Mi chiedo perché, mentre siamo pronti a riconoscere che “l’olocausto degli ebrei,
giustamente, ancora oggi ci commuove e ci ripugna, come se
continuasse ad esistere e dovessimo scongiurarlo”, le quotidiane stragi dell’oggi,
invece, le deportazioni e gli stermini che stanno succedendo in questo momento
intorno a noi, e che faremmo in tempo a scongiurare, lasciano indifferenti
tante “persone perbene”. Per
non parlare dell’odiosa speculazione di tanti profittatori. Non è l’informazione che ci manca. Tutt’altro. Sappiamo
tutti, perché ce ne informano le istituzioni internazionali preposte, che attualmente
ci sono circa 60 milioni di sfollati nel mondo. Che i rifugiati in Europa
costituiscono il dieci per cento dell’attuale popolazione di rifugiati nel
mondo. Che non meno di un milione di persone ha raggiunto l’Europa attraverso il
Mediterraneo e le frontiere di terra nell’ultimo anno. Che ventimila persone sono
morte in quindici anni nel tentativo di raggiungerla, forse molte di più. Ma
non c’è corrispondenza fra questi numeri e la percezione del dramma. Perché i
numeri, ancora una volta, non raccontano le storie, le speranze e le sofferenze
di chi annega nel Mediterraneo. Ci sfugge l’essenziale. Il nostro sguardo si
posa inerte sui corpi ripescati dal mare e, dopo un breve momento di emozione
sollecitato mediaticamente, non
riusciamo a sentire che quanto succede ci riguarda personalmente.
Le burocrazie istituzionali europee per un momento esibiscono contrizione
per i morti, poi tornano subito a contendere sulle quote di accoglienza e le politiche migratorie
e di militarizzazione dei confini, tese a bloccare l’accesso ai vivi. Alle migliaia
di donne, di uomini e di bambini in fuga dalle guerre e dalla fame. In aperta contravvenzione al diritto
internazionale codificato, la detenzione amministrativa è diventata la normale risposta
all’ingresso o al soggiorno “irregolare” dei richiedenti asilo e dei migranti. Tornano
i confinamenti, i muri e i recinti. E c’è fra noi chi applaude.
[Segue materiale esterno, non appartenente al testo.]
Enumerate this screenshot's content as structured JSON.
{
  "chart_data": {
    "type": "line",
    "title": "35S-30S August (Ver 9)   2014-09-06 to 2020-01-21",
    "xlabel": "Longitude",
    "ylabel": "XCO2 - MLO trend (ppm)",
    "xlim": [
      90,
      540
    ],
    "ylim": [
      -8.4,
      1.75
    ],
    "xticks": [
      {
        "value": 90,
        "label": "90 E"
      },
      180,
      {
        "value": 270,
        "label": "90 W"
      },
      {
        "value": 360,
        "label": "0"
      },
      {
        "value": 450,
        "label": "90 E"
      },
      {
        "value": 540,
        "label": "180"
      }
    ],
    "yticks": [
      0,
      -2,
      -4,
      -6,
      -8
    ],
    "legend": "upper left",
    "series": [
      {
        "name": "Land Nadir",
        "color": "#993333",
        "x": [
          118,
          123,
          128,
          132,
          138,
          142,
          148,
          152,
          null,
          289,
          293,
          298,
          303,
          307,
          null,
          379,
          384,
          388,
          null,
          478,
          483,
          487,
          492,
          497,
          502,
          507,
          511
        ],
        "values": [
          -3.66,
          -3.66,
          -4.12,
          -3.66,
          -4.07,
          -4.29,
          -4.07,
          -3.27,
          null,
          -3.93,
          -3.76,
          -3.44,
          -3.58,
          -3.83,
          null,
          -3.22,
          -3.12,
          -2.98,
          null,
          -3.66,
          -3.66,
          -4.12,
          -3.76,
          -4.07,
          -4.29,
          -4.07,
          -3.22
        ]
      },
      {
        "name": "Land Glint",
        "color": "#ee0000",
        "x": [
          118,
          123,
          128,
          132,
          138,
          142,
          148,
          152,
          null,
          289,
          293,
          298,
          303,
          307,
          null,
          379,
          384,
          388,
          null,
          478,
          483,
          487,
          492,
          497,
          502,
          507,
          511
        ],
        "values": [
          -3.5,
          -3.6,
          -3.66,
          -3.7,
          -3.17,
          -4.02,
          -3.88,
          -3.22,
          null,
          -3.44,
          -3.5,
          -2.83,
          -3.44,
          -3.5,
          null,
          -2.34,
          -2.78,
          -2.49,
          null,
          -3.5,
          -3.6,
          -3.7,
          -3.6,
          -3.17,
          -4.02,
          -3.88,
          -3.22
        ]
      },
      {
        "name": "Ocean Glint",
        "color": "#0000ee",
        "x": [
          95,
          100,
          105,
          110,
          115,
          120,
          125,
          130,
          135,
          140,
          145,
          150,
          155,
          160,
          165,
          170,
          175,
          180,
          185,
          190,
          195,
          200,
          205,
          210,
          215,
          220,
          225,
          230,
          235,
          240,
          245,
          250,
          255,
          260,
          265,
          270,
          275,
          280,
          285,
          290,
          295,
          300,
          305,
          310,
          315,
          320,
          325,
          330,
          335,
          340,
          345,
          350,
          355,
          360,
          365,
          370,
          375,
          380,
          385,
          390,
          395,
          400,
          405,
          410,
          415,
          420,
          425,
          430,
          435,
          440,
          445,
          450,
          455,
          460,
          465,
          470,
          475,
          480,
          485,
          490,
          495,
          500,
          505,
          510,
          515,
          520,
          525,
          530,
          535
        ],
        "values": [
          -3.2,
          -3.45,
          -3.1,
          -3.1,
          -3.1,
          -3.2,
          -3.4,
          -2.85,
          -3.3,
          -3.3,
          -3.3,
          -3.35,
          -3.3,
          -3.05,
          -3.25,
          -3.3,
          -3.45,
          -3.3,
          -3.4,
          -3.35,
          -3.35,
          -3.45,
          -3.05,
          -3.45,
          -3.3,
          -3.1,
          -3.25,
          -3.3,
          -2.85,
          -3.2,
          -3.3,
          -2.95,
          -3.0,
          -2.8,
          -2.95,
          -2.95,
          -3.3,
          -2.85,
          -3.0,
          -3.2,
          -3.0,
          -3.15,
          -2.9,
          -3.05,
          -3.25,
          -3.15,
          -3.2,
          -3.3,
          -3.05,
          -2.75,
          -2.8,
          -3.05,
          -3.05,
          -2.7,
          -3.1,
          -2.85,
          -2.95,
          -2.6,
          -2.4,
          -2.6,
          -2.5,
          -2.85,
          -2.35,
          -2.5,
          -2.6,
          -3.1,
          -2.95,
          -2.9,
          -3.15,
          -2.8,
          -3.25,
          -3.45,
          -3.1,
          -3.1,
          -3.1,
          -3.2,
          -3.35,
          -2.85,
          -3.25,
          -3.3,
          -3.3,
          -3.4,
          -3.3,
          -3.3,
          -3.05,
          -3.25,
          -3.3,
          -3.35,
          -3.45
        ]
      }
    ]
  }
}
Con l’odierna “crisi di civiltà” torna ad emergere ciò che di più torbido
sta nelle viscere di ciascuno: le viltà,
le ferocie, gli egoismi e i meschini tornaconti. Il morbo del razzismo torna virulento
e la serpe fascista nutrita nel seno delle società democratiche torna a
mostrare la faccia impunita. Questi
settant’anni sono stati solo una tregua?
All’ipocrisia dei governi “democratici” che parlano di diritti umani mentre
chiudono le frontiere alle vittime delle guerre che essi stessi provocano, fa
riscontro il cinismo delle destre che alimentano la patologia razzista
attraverso l’aperto disprezzo, che trova eco nello spazio pubblico e nei media
compiacenti, verso quelle persone che – secondo la retorica xenofoba della Lega
Nord – verrebbero a cercare delle “vacanze pagate” in Europa. C’è il rischio
concreto – come si è accorto qualcuno più consapevole - che “gli ipocriti nutrano i cinici e finiscano
per mettere nelle loro mani i governi”.
In considerazione di tutto questo, celebro a mio modo la giornata della memoria, chiedendo che
finisca l’orrore dei respingimenti collettivi, che si smetta di selezionare i
migranti per categorie come se fossero non-persone e discriminarle. Che si
riconosca a loro uguale possibilità di parola – nella lingua che conoscono – di
auto-rappresentazione e auto-narrazione,
negli spazi pubblici e privati di
accoglienza.
Vivo in un quartiere della mia città che da qualche decennio si va
arricchendo della presenza di persone immigrate da varie parti del mondo, ma
prevalentemente dall’Africa e prevalentemente di fede musulmana. Di alcune di
esse conosco i nomi e la provenienza, con alcune di esse mi saluto
incontrandole, con alcune altre ho stretto amicizia.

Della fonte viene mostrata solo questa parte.